Na ação, Elza Kimie anexou cópias de jornais com matérias publicadas revelando o sofrimento de pacientes que aguardam por atendimento público de saúde, e as mortes causadas por falta de leito de UTI através do Sistema Único de Saúde (SUS) em Maringá e região. Conforme a promotora, a falta de leitos pelo SUS é ''flagrante'' em Maringá. ''Por isso, é injustificável que o HU, já tendo uma ala toda pronta inclusive com todos os equipamentos, continue com este novo espaço fechado'', disse.

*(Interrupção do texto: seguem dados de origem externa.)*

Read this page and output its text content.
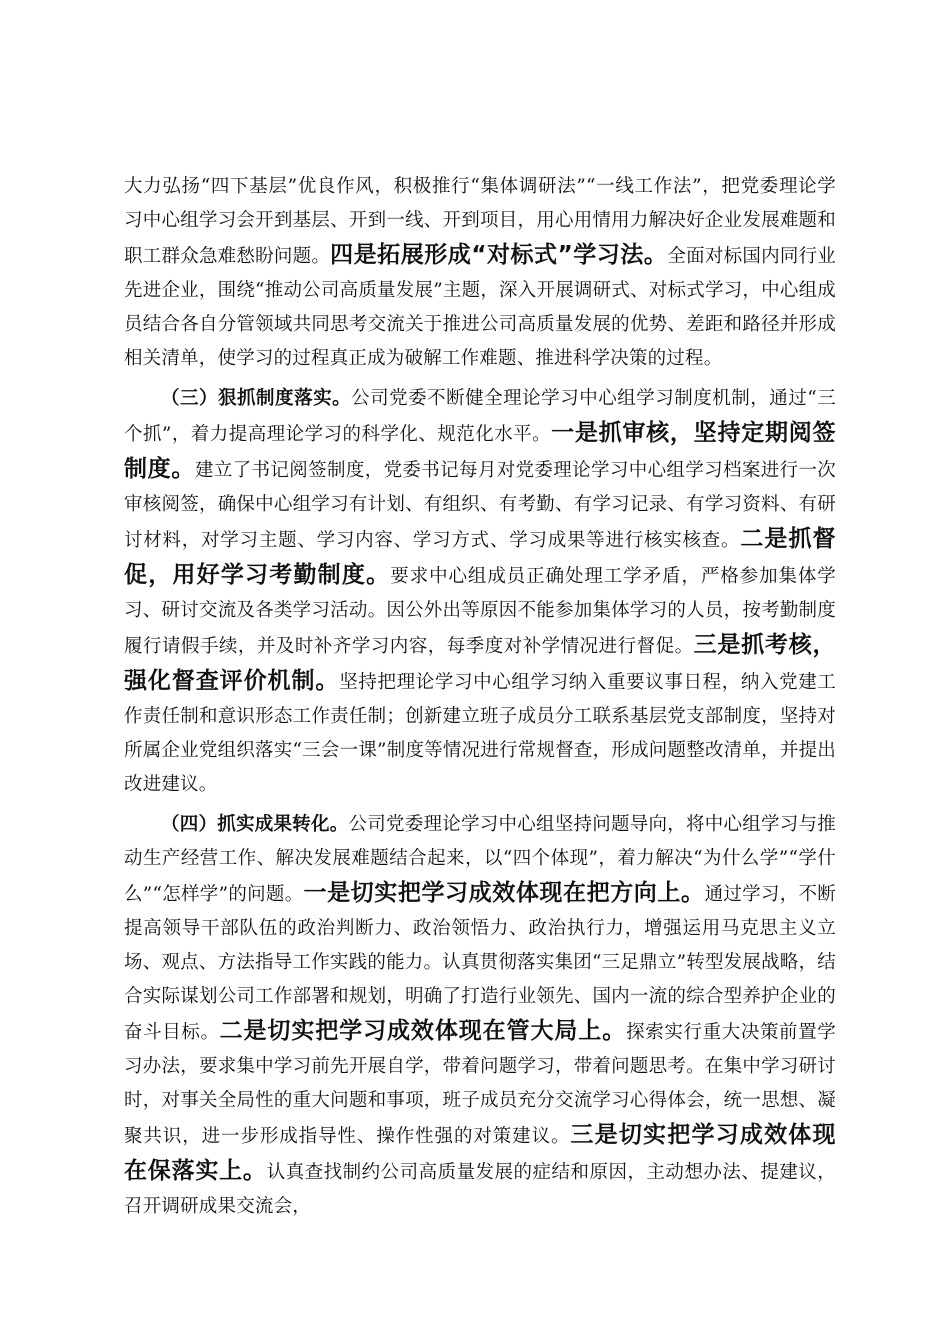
大力弘扬“四下基层”优良作风，积极推行“集体调研法”“一线工作法”，把党委理论学习中心组学习会开到基层、开到一线、开到项目，用心用情用力解决好企业发展难题和职工群众急难愁盼问题。四是拓展形成“对标式”学习法。全面对标国内同行业先进企业，围绕“推动公司高质量发展”主题，深入开展调研式、对标式学习，中心组成员结合各自分管领域共同思考交流关于推进公司高质量发展的优势、差距和路径并形成相关清单，使学习的过程真正成为破解工作难题、推进科学决策的过程。

（三）狠抓制度落实。公司党委不断健全理论学习中心组学习制度机制，通过“三个抓”，着力提高理论学习的科学化、规范化水平。一是抓审核，坚持定期阅签制度。建立了书记阅签制度，党委书记每月对党委理论学习中心组学习档案进行一次审核阅签，确保中心组学习有计划、有组织、有考勤、有学习记录、有学习资料、有研讨材料，对学习主题、学习内容、学习方式、学习成果等进行核实核查。二是抓督促，用好学习考勤制度。要求中心组成员正确处理工学矛盾，严格参加集体学习、研讨交流及各类学习活动。因公外出等原因不能参加集体学习的人员，按考勤制度履行请假手续，并及时补齐学习内容，每季度对补学情况进行督促。三是抓考核，强化督查评价机制。坚持把理论学习中心组学习纳入重要议事日程，纳入党建工作责任制和意识形态工作责任制；创新建立班子成员分工联系基层党支部制度，坚持对所属企业党组织落实“三会一课”制度等情况进行常规督查，形成问题整改清单，并提出改进建议。

（四）抓实成果转化。公司党委理论学习中心组坚持问题导向，将中心组学习与推动生产经营工作、解决发展难题结合起来，以“四个体现”，着力解决“为什么学”“学什么”“怎样学”的问题。一是切实把学习成效体现在把方向上。通过学习，不断提高领导干部队伍的政治判断力、政治领悟力、政治执行力，增强运用马克思主义立场、观点、方法指导工作实践的能力。认真贯彻落实集团“三足鼎立”转型发展战略，结合实际谋划公司工作部署和规划，明确了打造行业领先、国内一流的综合型养护企业的奋斗目标。二是切实把学习成效体现在管大局上。探索实行重大决策前置学习办法，要求集中学习前先开展自学，带着问题学习，带着问题思考。在集中学习研讨时，对事关全局性的重大问题和事项，班子成员充分交流学习心得体会，统一思想、凝聚共识，进一步形成指导性、操作性强的对策建议。三是切实把学习成效体现在保落实上。认真查找制约公司高质量发展的症结和原因，主动想办法、提建议，召开调研成果交流会，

A Promotora afirmou que a ação é contra o Estado do Paraná porque a UEM alega que não inaugurou ainda a nova ala porque não recebe recursos para contratação de novos profisssionais. ''Se o Estado é o responsável pelo repasse de recursos, ele tem que providenciar este repasse'', comentou a promotora. Conforme levantamento do HU, será necessário a contratação de 87 funcionários para colocar em funcionamento apenas as UTIs da nova ala do hospital, que tem 2,7 mil metros quadrados. A nova ala deverá contar com 4 leitos de UTI adulto e 6 leitos de UTI infantil. Com o funcionamento do novo prédio, também será possível aumentar em 12 leitos de enfermaria no setor de Pronto Atendimento. O HU realiza, em média, 8.500 atendimentos por mês e é o mais procurado pela população que necessita de leitos de UTI pelo SUS. A direção do HU não foi localizada pela Folha, ontem.